Subaru schluckte schwer. „An Legenden ist oft viel Wahres dran. Es tut mir so leid…“
„Raus.“
„Was?!“ Subaru sah ihn alarmiert an.
„Raus“, sagte Seishirou. Er starrte ihn an.
„Aber du kommst nicht alleine aus der Wanne.“
„Geh!“
Subaru zuckte zusammen. Er erhob sich und verließ das Badezimmer. Vor der Tür sank er auf den Boden. „Wenn… wenn ich wieder reinkommen darf…“
Seishirou sagte nichts mehr. Eine Stunde, zwei Stunden vergingen und die dritte brach an.
‚Er wird sich verkühlen’, dachte Subaru. ‚Er wird eine Lungenentzündung bekommen und sterben.’ Aber er wagte es nicht, einfach den Raum zu betreten. Nicht dass es etwas zu befürchten gegeben hätte. Seishirou war ihm schutzlos ausgeliefert. Dennoch lief es Subaru jedes Mal eiskalt den Rücken herunter, wenn er daran dachte, wie ihn Seishirou angestarrt hatte.

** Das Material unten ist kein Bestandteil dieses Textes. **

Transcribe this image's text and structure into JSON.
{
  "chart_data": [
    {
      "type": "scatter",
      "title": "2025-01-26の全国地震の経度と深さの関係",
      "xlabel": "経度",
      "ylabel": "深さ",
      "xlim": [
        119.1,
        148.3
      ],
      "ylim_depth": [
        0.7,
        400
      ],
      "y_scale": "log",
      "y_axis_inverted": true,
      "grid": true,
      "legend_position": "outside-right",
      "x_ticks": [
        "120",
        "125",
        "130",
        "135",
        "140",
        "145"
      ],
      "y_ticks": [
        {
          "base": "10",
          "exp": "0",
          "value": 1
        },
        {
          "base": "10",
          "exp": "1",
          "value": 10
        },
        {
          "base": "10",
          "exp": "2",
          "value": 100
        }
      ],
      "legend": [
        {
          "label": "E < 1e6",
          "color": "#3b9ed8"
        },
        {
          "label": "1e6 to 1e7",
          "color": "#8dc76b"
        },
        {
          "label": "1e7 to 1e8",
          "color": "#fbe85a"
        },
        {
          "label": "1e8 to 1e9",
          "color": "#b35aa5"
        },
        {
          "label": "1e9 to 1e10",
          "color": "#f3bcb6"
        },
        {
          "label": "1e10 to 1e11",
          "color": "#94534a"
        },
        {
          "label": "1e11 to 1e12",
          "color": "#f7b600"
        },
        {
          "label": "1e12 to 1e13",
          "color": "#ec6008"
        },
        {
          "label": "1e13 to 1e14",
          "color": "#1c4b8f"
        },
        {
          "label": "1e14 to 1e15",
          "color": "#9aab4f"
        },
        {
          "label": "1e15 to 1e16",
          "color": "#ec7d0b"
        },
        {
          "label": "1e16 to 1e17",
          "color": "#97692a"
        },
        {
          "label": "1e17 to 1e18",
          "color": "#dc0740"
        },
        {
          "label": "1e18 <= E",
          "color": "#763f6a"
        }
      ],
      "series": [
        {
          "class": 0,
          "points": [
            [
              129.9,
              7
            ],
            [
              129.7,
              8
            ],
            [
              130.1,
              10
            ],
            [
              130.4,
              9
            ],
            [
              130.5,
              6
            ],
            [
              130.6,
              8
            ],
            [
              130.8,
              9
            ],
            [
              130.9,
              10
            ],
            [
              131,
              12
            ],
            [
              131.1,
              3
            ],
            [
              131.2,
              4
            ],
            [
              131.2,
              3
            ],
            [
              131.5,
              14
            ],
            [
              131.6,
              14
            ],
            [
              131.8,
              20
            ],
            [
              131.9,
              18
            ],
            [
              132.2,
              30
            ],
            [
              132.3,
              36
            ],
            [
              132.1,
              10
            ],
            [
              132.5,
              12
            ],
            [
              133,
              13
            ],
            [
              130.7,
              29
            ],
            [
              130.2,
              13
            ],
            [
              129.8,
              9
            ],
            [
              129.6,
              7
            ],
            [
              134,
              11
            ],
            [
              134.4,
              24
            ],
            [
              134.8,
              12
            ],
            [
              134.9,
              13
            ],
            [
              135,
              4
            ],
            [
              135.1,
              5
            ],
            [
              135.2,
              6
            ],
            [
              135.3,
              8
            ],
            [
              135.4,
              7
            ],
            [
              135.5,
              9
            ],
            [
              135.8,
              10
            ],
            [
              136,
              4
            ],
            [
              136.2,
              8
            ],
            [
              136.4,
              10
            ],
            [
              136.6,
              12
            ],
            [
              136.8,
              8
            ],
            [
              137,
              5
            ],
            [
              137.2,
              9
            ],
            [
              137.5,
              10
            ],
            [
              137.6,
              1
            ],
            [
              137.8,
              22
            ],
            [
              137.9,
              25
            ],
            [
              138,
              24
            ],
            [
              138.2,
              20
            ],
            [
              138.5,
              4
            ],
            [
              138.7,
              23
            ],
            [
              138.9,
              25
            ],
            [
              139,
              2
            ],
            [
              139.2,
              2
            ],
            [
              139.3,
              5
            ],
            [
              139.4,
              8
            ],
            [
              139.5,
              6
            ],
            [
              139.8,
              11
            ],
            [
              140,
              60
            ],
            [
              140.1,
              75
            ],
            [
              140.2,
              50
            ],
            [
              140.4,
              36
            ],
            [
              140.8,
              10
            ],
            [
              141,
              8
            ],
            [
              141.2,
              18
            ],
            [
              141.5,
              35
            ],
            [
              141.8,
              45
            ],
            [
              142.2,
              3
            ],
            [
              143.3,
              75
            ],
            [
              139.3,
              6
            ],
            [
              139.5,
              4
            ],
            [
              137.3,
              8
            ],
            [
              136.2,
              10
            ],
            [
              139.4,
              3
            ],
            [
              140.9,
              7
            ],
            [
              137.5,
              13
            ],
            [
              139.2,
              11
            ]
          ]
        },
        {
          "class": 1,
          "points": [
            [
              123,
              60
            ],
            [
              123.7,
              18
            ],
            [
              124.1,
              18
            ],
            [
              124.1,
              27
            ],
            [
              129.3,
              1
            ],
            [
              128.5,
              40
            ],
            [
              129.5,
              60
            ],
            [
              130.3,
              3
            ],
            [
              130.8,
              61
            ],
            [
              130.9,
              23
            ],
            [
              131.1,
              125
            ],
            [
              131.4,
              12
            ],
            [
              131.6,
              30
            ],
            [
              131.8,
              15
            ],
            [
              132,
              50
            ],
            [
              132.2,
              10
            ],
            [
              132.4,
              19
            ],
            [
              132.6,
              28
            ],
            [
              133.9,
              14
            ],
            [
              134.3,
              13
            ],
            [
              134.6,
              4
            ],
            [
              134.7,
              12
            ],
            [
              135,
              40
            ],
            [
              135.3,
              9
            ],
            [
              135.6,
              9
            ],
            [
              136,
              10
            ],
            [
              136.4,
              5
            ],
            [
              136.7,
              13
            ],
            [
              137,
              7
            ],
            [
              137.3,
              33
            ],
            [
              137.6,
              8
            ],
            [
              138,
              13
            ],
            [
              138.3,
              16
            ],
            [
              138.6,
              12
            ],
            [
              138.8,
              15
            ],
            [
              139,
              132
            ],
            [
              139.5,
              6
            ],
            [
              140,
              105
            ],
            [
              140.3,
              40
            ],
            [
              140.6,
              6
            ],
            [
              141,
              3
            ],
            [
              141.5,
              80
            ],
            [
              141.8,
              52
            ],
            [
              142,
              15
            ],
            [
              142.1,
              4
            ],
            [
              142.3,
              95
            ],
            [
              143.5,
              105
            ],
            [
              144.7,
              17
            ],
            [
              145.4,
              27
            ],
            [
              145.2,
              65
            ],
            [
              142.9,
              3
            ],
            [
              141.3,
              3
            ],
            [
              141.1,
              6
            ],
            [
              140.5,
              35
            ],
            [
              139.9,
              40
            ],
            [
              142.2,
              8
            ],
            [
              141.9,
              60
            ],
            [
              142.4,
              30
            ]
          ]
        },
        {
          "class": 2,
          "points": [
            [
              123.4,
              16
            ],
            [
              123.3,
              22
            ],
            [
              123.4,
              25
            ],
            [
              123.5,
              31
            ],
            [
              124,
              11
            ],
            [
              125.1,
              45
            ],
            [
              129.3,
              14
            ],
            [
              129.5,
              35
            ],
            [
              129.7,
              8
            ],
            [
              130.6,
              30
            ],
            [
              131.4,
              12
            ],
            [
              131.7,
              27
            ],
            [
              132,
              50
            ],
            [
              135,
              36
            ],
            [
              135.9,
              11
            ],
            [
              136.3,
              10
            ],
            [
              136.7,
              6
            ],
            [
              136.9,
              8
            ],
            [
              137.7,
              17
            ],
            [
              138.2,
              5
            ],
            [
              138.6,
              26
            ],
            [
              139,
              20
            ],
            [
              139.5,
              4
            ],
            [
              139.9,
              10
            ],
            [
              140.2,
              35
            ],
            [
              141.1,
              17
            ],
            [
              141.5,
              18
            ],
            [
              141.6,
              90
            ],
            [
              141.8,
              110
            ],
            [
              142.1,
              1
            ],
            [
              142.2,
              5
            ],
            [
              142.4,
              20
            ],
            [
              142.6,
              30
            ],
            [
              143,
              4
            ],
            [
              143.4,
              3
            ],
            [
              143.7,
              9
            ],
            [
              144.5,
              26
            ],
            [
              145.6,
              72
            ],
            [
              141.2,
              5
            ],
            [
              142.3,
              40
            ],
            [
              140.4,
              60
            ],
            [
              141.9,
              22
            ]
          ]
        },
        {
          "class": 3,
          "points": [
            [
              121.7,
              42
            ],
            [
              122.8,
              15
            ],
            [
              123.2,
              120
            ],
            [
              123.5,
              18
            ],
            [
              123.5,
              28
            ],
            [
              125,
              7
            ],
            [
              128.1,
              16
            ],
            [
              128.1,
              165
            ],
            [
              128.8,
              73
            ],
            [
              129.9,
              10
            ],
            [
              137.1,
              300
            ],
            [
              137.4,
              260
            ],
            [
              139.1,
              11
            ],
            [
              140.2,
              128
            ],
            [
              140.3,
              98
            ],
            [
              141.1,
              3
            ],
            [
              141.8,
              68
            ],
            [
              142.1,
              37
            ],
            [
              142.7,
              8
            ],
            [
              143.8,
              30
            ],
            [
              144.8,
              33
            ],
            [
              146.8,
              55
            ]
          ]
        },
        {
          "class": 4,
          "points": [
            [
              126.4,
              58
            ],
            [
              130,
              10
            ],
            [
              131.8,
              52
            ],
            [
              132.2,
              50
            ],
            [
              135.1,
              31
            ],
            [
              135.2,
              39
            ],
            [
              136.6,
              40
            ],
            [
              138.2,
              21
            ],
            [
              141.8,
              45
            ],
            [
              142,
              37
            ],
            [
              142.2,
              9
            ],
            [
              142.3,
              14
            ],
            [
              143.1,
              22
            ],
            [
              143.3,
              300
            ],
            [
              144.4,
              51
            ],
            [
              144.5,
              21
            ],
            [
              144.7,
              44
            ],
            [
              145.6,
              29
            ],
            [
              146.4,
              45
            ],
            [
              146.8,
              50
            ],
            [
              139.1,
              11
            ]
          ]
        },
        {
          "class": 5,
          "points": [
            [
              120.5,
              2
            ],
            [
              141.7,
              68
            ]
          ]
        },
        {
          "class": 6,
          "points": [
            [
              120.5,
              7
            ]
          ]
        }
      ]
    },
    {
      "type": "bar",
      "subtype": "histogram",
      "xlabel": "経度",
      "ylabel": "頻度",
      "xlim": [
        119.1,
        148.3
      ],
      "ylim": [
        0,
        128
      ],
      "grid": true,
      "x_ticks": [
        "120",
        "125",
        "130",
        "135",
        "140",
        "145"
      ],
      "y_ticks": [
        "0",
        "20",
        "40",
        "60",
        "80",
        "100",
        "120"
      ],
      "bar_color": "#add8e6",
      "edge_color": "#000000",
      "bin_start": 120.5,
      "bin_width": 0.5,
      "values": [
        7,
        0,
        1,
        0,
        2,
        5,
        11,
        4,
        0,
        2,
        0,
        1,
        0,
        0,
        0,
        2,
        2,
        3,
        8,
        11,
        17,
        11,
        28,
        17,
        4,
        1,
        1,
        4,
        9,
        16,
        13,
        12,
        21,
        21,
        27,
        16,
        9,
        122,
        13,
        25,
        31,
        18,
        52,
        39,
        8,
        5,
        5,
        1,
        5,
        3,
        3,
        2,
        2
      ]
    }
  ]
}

Es ging ihm nicht gut. Aber es kam nicht in Frage, getröstet zu werden. Wegen einer Legende doch nicht. Subaru lachte leise und klopfte an die Tür. „Heute fällt das Abendessen aus, ja? Du musst nichts essen. Lass mich dich nur ins Bett bringen. Nur anziehen. Bitte.“
Er schob die Tür vorsichtig auf. Seishirou saß noch immer in der Wanne.
„Es ist sicher sehr kalt geworden.“ Subaru nahm ein großes Badetuch und setzte Seishirou wieder in den Rollstuhl. Er ließ sich abtrocknen, ohne etwas zu sagen. „Seishirou, lass uns schlafen gehen, ja?“
Das Wasser konnte von alleine in den Abfluss laufen, beschloss Subaru. Er schob Seishirou ins Schlafzimmer, wo er ihn in einen dicken, warmen Pyjama steckte.
„Ich bin nicht müde“, sagte Seishirou. Er sah auf und direkt in Subarus Augen.
Wenn er etwas nicht erwarte hatte, dann dass Seishirou ihn an diesem Tag noch einmal ansprach. Aber genau das war geschehen. Subaru legte den Kopf schief und knöpfte den Pyjama zu, den er für Seishirou ausgesucht hatte. „Du musst aber schlafen. Du brauchst jetzt Energie.“
„Ich werde mich nicht in dieses Bett legen.“
Subaru zog die Augenbrauen hoch. „Ich werde dich ja auch reinlegen, du musst nur ein bisschen mithelfen…“
„Ich bin nicht müde.“ Seishirou lächelte.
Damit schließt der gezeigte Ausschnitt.